Serinin bütün oyunlarının hemen hemen aynı hikâye etrafında dönmesini görmezden gelebilirsiniz; sonuçta hiçbir zaman öyle çok kuvvetli olduğu bir alan değildi oyunun hikayesi. Ama görmezden gelinemeyecek bir şey var: Grafik sorunları! O kadar ciddi bir sorun ile karşı karşıyayız ki, oyunun verdiği bütün zevki bir anda alıp götürebilir. PC versiyonu nasıldır bilemiyorum, ama PS4 versiyonunda grafikler gerçekten büyük sorun. Aslında keyif alabileceğiniz yan görevleri bir çırpıda geride bırakıp hızlıca oyunun finaline koşturmanıza sebep olacak derecede rahatsız edici bir görsellik var halihazırda. Yani sadece göz zevkinizi bozmakla kalmayıp oyundan alacağınız zevki bir de böyle etkiliyor bu hatalar.
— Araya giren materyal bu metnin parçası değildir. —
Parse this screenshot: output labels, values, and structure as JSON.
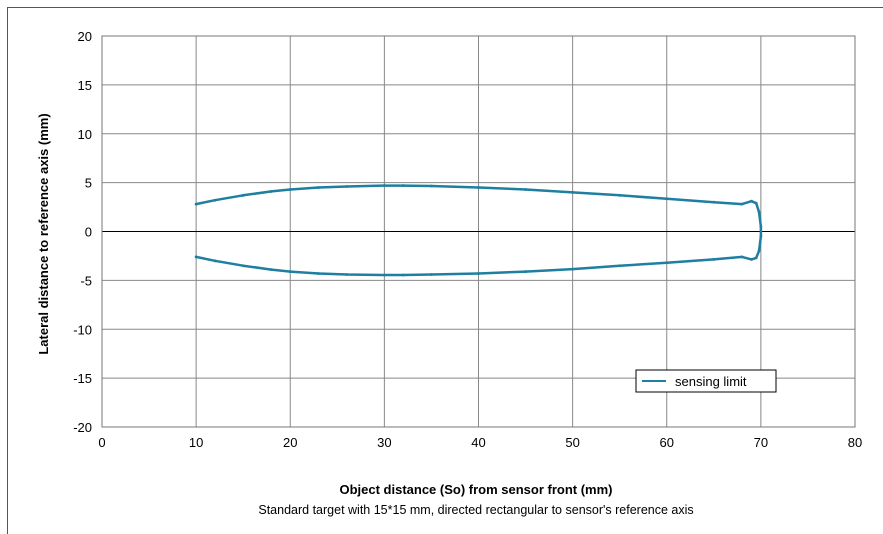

Oyunda pek çok bug bulunduğunu, yapay zeka namına pek bir şey bulunmadığını, görevlerin tekrara düştüğünü de ekleyip bu faslı noktalayayım. Oyunun potansiyelinin bu kadar bariz hatalarla heba edilmesi beni gerçekten üzdü. Umarım en kısa sürede yama gelir ve şu oyunu ağız tadıyla oynayabiliriz. Yoksa, gerçekten yazık olacak.

SON KARAR
Hikayeyi çok kafaya takmam, tekrardan da sıkılmam diyenlerdenseniz, bu oyunla çılgınca bir aksiyona dalabilir, "wingsuit, paraşüt, kanca" üçlüsüyle keyifli anlar yaşayabilirsiniz. Ama grafik sorunları ve buglar cidden keyif kaçıracak cinsten. Acilen yamalanmalı!
Just Cause 4
İyi
7.0
Artılar
  • "Wingsuit, Paraşüt, Kanca" üçlüsü ve kombolar
  • Önceki oyunlarda olduğu gibi ortalığı yıkıp dökmek gayet zevkli
  • Zaman zaman soluksuz aksiyon yaşatıyor.
  • Geniş haritası ve yapılabilecek ek görevleriyle uzun bir oynanış süresi vadediyor.

 


Eksiler
  • Hep aynı hikâyeyi oynamak, aynı görevleri yapmak bir yerden sonra sıkıcı olabilir, değil mi?
  • Grafikler mevcut neslin yapabileceklerinin gerisinde kalmış.